Interrogating the major histocompatibility complex with high-throughput genomics

Abstract

The major histocompatibility complex (MHC) region on the short arm of chromosome 6 harbors the largest number of replicated associations across the human genome for a wide range of diseases, but the functional basis for these associations is still poorly understood. One fundamental challenge in fine-mapping associations to functional alleles is the enormous sequence diversity and broad linkage disequilibrium of the MHC, both of which hamper the cost-effective interrogation in large patient samples and the identification of causal variants. In this review, we argue that there is now a valuable opportunity to leverage existing genome-wide association study (GWAS) datasets for in-depth investigation to identify independent effects in the MHC. Application of imputation to GWAS data facilitates comprehensive interrogation of the classical human leukocyte antigen (HLA) loci.

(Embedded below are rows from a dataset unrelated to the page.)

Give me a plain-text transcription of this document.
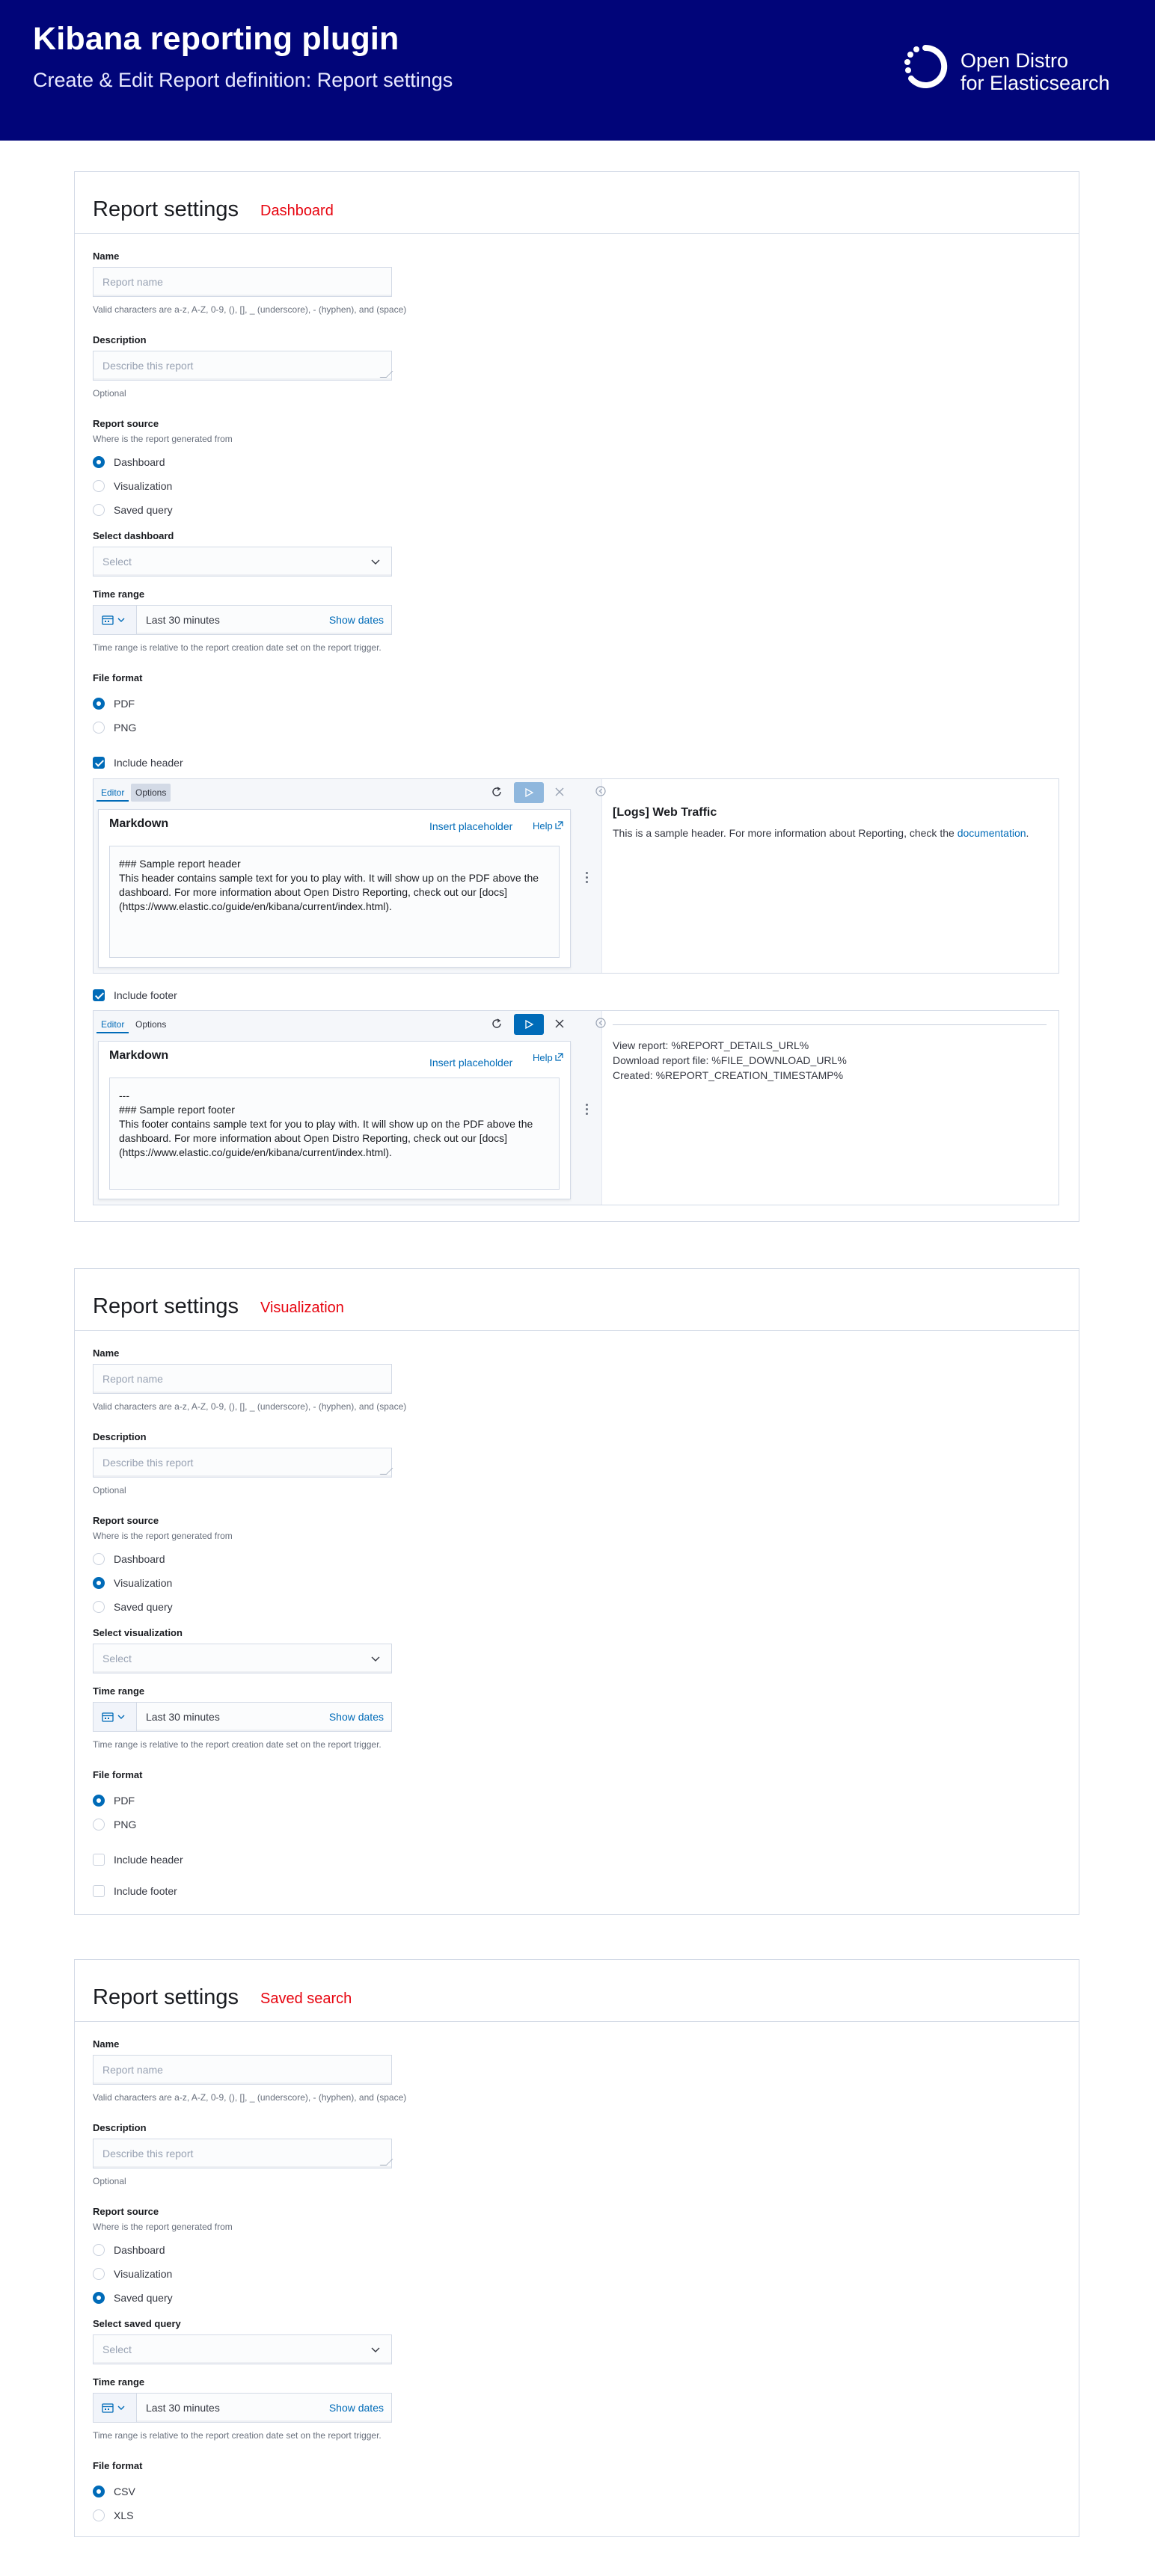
Kibana reporting plugin
Create & Edit Report definition: Report settings
Open Distro
for Elasticsearch
Report settings Dashboard
Name
Report name
Valid characters are a-z, A-Z, 0-9, (), [], _ (underscore), - (hyphen), and (space)
Description
Describe this report
Optional
Report source
Where is the report generated from
Dashboard
Visualization
Saved query
Select dashboard
Select
Time range
Last 30 minutes	Show dates
Time range is relative to the report creation date set on the report trigger.
File format
PDF
PNG
Include header
Editor	Options
Markdown	Insert placeholder Help
### Sample report header
This header contains sample text for you to play with. It will show up on the PDF above the dashboard. For more information about Open Distro Reporting, check out our [docs](https://www.elastic.co/guide/en/kibana/current/index.html).
[Logs] Web Traffic
This is a sample header. For more information about Reporting, check the documentation.
Include footer
Editor	Options
Markdown
Insert placeholder Help
---
### Sample report footer
This footer contains sample text for you to play with. It will show up on the PDF above the dashboard. For more information about Open Distro Reporting, check out our [docs](https://www.elastic.co/guide/en/kibana/current/index.html).
View report: %REPORT_DETAILS_URL%
Download report file: %FILE_DOWNLOAD_URL%
Created: %REPORT_CREATION_TIMESTAMP%
Report settings Visualization
Name
Report name
Valid characters are a-z, A-Z, 0-9, (), [], _ (underscore), - (hyphen), and (space)
Description
Describe this report
Optional
Report source
Where is the report generated from
Dashboard
Visualization
Saved query
Select visualization
Select
Time range
Last 30 minutes	Show dates
Time range is relative to the report creation date set on the report trigger.
File format
PDF
PNG
Include header
Include footer
Report settings Saved search
Name
Report name
Valid characters are a-z, A-Z, 0-9, (), [], _ (underscore), - (hyphen), and (space)
Description
Describe this report
Optional
Report source
Where is the report generated from
Dashboard
Visualization
Saved query
Select saved query
Select
Time range
Last 30 minutes	Show dates
Time range is relative to the report creation date set on the report trigger.
File format
CSV
XLS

These datasets are, in many cases, sufficiently large to give investigators the ability to disentangle effects at different loci. We also explain how querying variation at individual amino acid positions for association can be powerful and expand traditional analyses that focus only on the classical HLA types.

Figure 1.

Overview of the MHC region with validated GWAS associations from the NHGRI GWAS catalog (http://www.genome.gov/gwastudies/) plotted as a function of position along chromosome 6 (hg18). Strongest SNP associations are annotated by trait or disease. Classical HLA-A, -B, -C, -DP, -DQ and -DR genes are highlighted (red vertical ticks) among the many hundreds of genes across the region.

Figure 2.

Illustration of HLA-DRB1 variation at two-, four- and six-digit resolution. Here we show a subset of the HLA-DRB1 cDNA sequences, using HLA-DRB1*01:01:01 as a reference. Yellow indicates reference alleles within a sequence, and black represents the presence of a non-reference allele. At the two-digit level, allelic differences cluster in specific regions that may influence binding of serological reagents. At the four-digit level, additional non-synonymous polymorphisms are present, so that each four-digit allele defines a unique amino acid sequence. At the six-digit level, synonymous polymorphisms are taken into account.

Figure 3.

Three-dimensional model of the HLA-B protein based on the Protein Data Bank entry 2bvp. Amino acid position 97 is highlighted in the peptide-binding groove, as is the backbone of a peptide bound to the HLA molecule. Variations at position 97 are strongly associated with durable host control of HIV-1 replication, and can explain the observed effects of classical HLA-B alleles, including B*57 and B*27.